The date 21.02.2012 reads the same forwards and backwords (such numbers are called palindromes). Are there any more palindrome dates in the twenty first centuary?

Do there exist three natural numbers such that neither of them divide each other, but each number divides the product of the other two?

Find all the solutions of the puzzle and prove there are no others. Different letters denote different digits, while the same letters correspond to the same digits. \[M+MEEE=BOOO.\]

Place coins on a \(6\times 6\) chequered board (one coin on one square), so that all the horizontal lines contain different number of coins, and all vertical lines contain the same number of coins.

Is it possible to arrange some group of distinct numbers in a circle so that each number equals the sum of its neighbours?

A big square was cut into smaller squares. Sebastian used all the pieces and constructed two squares with different side lengths by glueing the pieces together. Show an example of how he could do that.
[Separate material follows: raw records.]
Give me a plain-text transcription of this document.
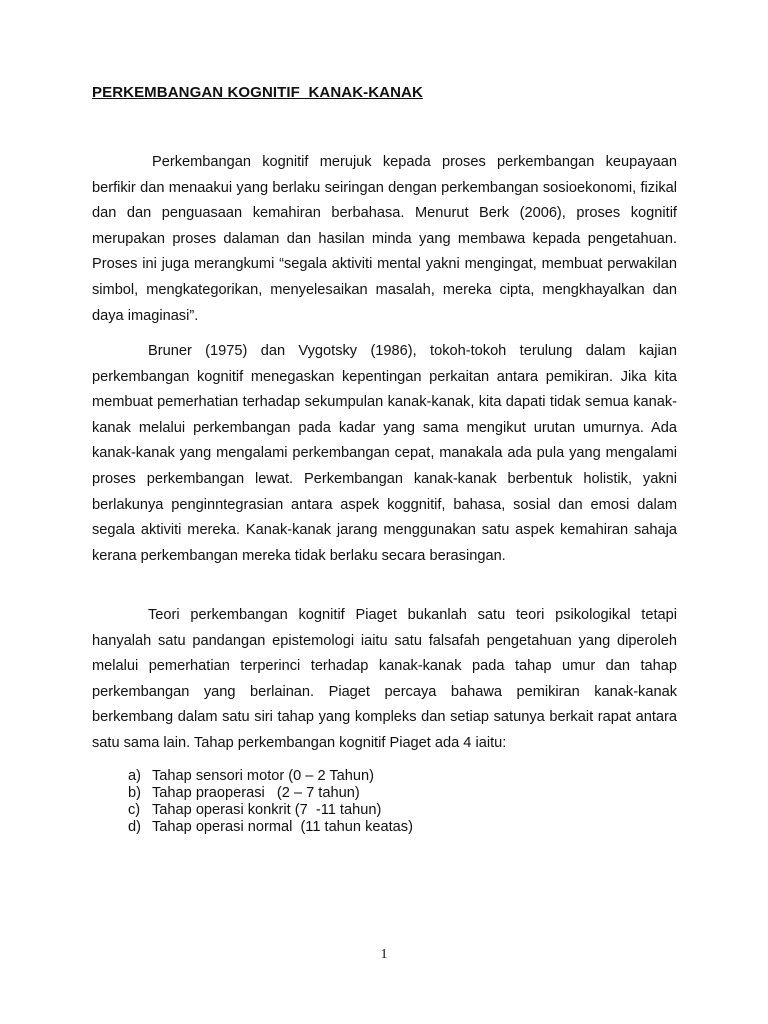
PERKEMBANGAN KOGNITIF  KANAK-KANAK

Perkembangan kognitif merujuk kepada proses perkembangan keupayaan berfikir dan menaakui yang berlaku seiringan dengan perkembangan sosioekonomi, fizikal dan dan penguasaan kemahiran berbahasa. Menurut Berk (2006), proses kognitif merupakan proses dalaman dan hasilan minda yang membawa kepada pengetahuan. Proses ini juga merangkumi “segala aktiviti mental yakni mengingat, membuat perwakilan simbol, mengkategorikan, menyelesaikan masalah, mereka cipta, mengkhayalkan dan daya imaginasi”.

Bruner (1975) dan Vygotsky (1986), tokoh-tokoh terulung dalam kajian perkembangan kognitif menegaskan kepentingan perkaitan antara pemikiran. Jika kita membuat pemerhatian terhadap sekumpulan kanak-kanak, kita dapati tidak semua kanak-kanak melalui perkembangan pada kadar yang sama mengikut urutan umurnya. Ada kanak-kanak yang mengalami perkembangan cepat, manakala ada pula yang mengalami proses perkembangan lewat. Perkembangan kanak-kanak berbentuk holistik, yakni berlakunya penginntegrasian antara aspek koggnitif, bahasa, sosial dan emosi dalam segala aktiviti mereka. Kanak-kanak jarang menggunakan satu aspek kemahiran sahaja kerana perkembangan mereka tidak berlaku secara berasingan.

Teori perkembangan kognitif Piaget bukanlah satu teori psikologikal tetapi hanyalah satu pandangan epistemologi iaitu satu falsafah pengetahuan yang diperoleh melalui pemerhatian terperinci terhadap kanak-kanak pada tahap umur dan tahap perkembangan yang berlainan. Piaget percaya bahawa pemikiran kanak-kanak berkembang dalam satu siri tahap yang kompleks dan setiap satunya berkait rapat antara satu sama lain. Tahap perkembangan kognitif Piaget ada 4 iaitu:

a) Tahap sensori motor (0 – 2 Tahun)
b) Tahap praoperasi   (2 – 7 tahun)
c) Tahap operasi konkrit (7  -11 tahun)
d) Tahap operasi normal  (11 tahun keatas)
1
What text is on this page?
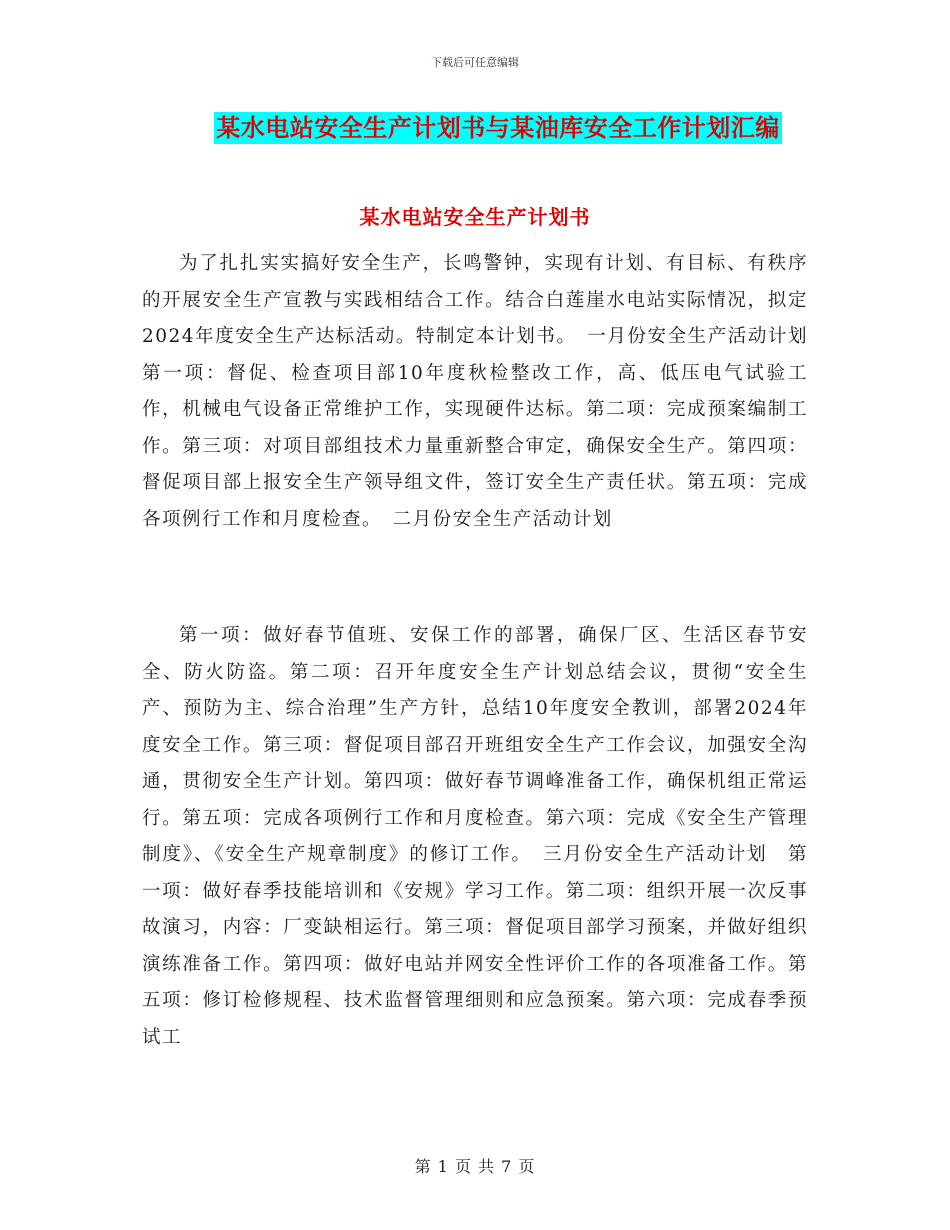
下载后可任意编辑
某水电站安全生产计划书与某油库安全工作计划汇编
某水电站安全生产计划书

为了扎扎实实搞好安全生产，长鸣警钟，实现有计划、有目标、有秩序的开展安全生产宣教与实践相结合工作。结合白莲崖水电站实际情况，拟定2024年度安全生产达标活动。特制定本计划书。　一月份安全生产活动计划　第一项：督促、检查项目部10年度秋检整改工作，高、低压电气试验工作，机械电气设备正常维护工作，实现硬件达标。第二项：完成预案编制工作。第三项：对项目部组技术力量重新整合审定，确保安全生产。第四项：督促项目部上报安全生产领导组文件，签订安全生产责任状。第五项：完成各项例行工作和月度检查。　二月份安全生产活动计划

第一项：做好春节值班、安保工作的部署，确保厂区、生活区春节安全、防火防盗。第二项：召开年度安全生产计划总结会议，贯彻“安全生产、预防为主、综合治理”生产方针，总结10年度安全教训，部署2024年度安全工作。第三项：督促项目部召开班组安全生产工作会议，加强安全沟通，贯彻安全生产计划。第四项：做好春节调峰准备工作，确保机组正常运行。第五项：完成各项例行工作和月度检查。第六项：完成《安全生产管理制度》、《安全生产规章制度》的修订工作。　三月份安全生产活动计划　第一项：做好春季技能培训和《安规》学习工作。第二项：组织开展一次反事故演习，内容：厂变缺相运行。第三项：督促项目部学习预案，并做好组织演练准备工作。第四项：做好电站并网安全性评价工作的各项准备工作。第五项：修订检修规程、技术监督管理细则和应急预案。第六项：完成春季预试工

第 1 页 共 7 页
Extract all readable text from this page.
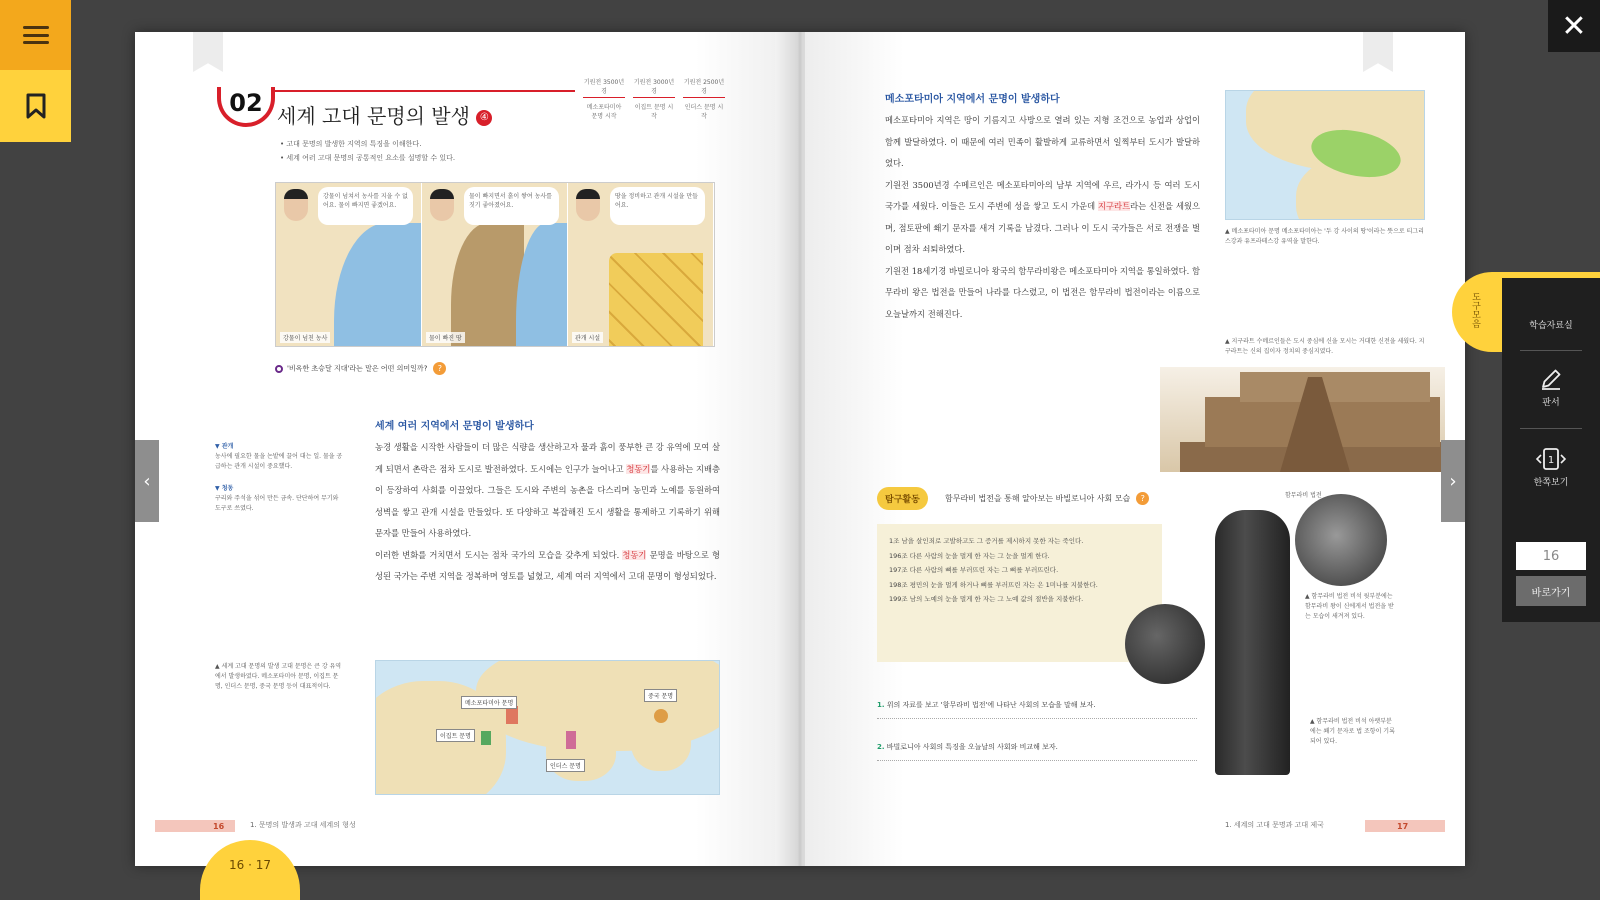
✕
02 세계 고대 문명의 발생 ④
기원전 3500년경
메소포타미아 문명 시작
기원전 3000년경
이집트 문명 시작
기원전 2500년경
인더스 문명 시작
• 고대 문명의 발생한 지역의 특징을 이해한다.
• 세계 여러 고대 문명의 공통적인 요소를 설명할 수 있다.
강물이 넘쳐서 농사를 지을 수 없어요. 물이 빠지면 좋겠어요.
강물이 넘친 농사
물이 빠지면서 흙이 쌓여 농사를 짓기 좋아졌어요.
물이 빠진 땅
땅을 정비하고 관개 시설을 만들어요.
관개 시설
'비옥한 초승달 지대'라는 말은 어떤 의미일까? ?
▼ 관개
농사에 필요한 물을 논밭에 끌어 대는 일. 물을 공급하는 관개 시설이 중요했다.
▼ 청동
구리와 주석을 섞어 만든 금속. 단단하여 무기와 도구로 쓰였다.
세계 여러 지역에서 문명이 발생하다

농경 생활을 시작한 사람들이 더 많은 식량을 생산하고자 물과 흙이 풍부한 큰 강 유역에 모여 살게 되면서 촌락은 점차 도시로 발전하였다. 도시에는 인구가 늘어나고 청동기를 사용하는 지배층이 등장하여 사회를 이끌었다. 그들은 도시와 주변의 농촌을 다스리며 농민과 노예를 동원하여 성벽을 쌓고 관개 시설을 만들었다. 또 다양하고 복잡해진 도시 생활을 통제하고 기록하기 위해 문자를 만들어 사용하였다.

이러한 변화를 거치면서 도시는 점차 국가의 모습을 갖추게 되었다. 청동기 문명을 바탕으로 형성된 국가는 주변 지역을 정복하며 영토를 넓혔고, 세계 여러 지역에서 고대 문명이 형성되었다.

▲ 세계 고대 문명의 발생 고대 문명은 큰 강 유역에서 발생하였다. 메소포타미아 문명, 이집트 문명, 인더스 문명, 중국 문명 등이 대표적이다.
메소포타미아 문명
이집트 문명
인더스 문명
중국 문명
16	1. 문명의 발생과 고대 세계의 형성
메소포타미아 지역에서 문명이 발생하다

메소포타미아 지역은 땅이 기름지고 사방으로 열려 있는 지형 조건으로 농업과 상업이 함께 발달하였다. 이 때문에 여러 민족이 활발하게 교류하면서 일찍부터 도시가 발달하였다.

기원전 3500년경 수메르인은 메소포타미아의 남부 지역에 우르, 라가시 등 여러 도시 국가를 세웠다. 이들은 도시 주변에 성을 쌓고 도시 가운데 지구라트라는 신전을 세웠으며, 점토판에 쐐기 문자를 새겨 기록을 남겼다. 그러나 이 도시 국가들은 서로 전쟁을 벌이며 점차 쇠퇴하였다.

기원전 18세기경 바빌로니아 왕국의 함무라비왕은 메소포타미아 지역을 통일하였다. 함무라비 왕은 법전을 만들어 나라를 다스렸고, 이 법전은 함무라비 법전이라는 이름으로 오늘날까지 전해진다.

▲ 메소포타미아 문명 메소포타미아는 '두 강 사이의 땅'이라는 뜻으로 티그리스강과 유프라테스강 유역을 말한다.
▲ 지구라트 수메르인들은 도시 중심에 신을 모시는 거대한 신전을 세웠다. 지구라트는 신의 집이자 정치의 중심지였다.
탐구활동	함무라비 법전을 통해 알아보는 바빌로니아 사회 모습 ?
1조 남을 살인죄로 고발하고도 그 증거를 제시하지 못한 자는 죽인다.
196조 다른 사람의 눈을 멀게 한 자는 그 눈을 멀게 한다.
197조 다른 사람의 뼈를 부러뜨린 자는 그 뼈를 부러뜨린다.
198조 평민의 눈을 멀게 하거나 뼈를 부러뜨린 자는 은 1미나를 지불한다.
199조 남의 노예의 눈을 멀게 한 자는 그 노예 값의 절반을 지불한다.
함무라비 법전
▲ 함무라비 법전 비석 윗부분에는 함무라비 왕이 신에게서 법전을 받는 모습이 새겨져 있다.
▲ 함무라비 법전 비석 아랫부분에는 쐐기 문자로 법 조항이 기록되어 있다.
1. 위의 자료를 보고 '함무라비 법전'에 나타난 사회의 모습을 말해 보자.
2. 바빌로니아 사회의 특징을 오늘날의 사회와 비교해 보자.
1. 세계의 고대 문명과 고대 제국	17
‹	›
16 · 17
도구모음	학습자료실
판서
1
한쪽보기
16
바로가기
Sarah is writing down natural numbers starting from 2. She notices that each time she writes the next number the sum of all written numbers is less than their product. She believes she can find such 57 natural numbers (not necessarily different from each other) that their sum will be greater than their product. Do you think it is possible?

(a) Can you find a set of distinct numbers which can be arranged in a circle in such a way that each number equals the product of its neighbours?

(b) Is it true that each solution of Example 1 is determined by the values of two neighbouring numbers?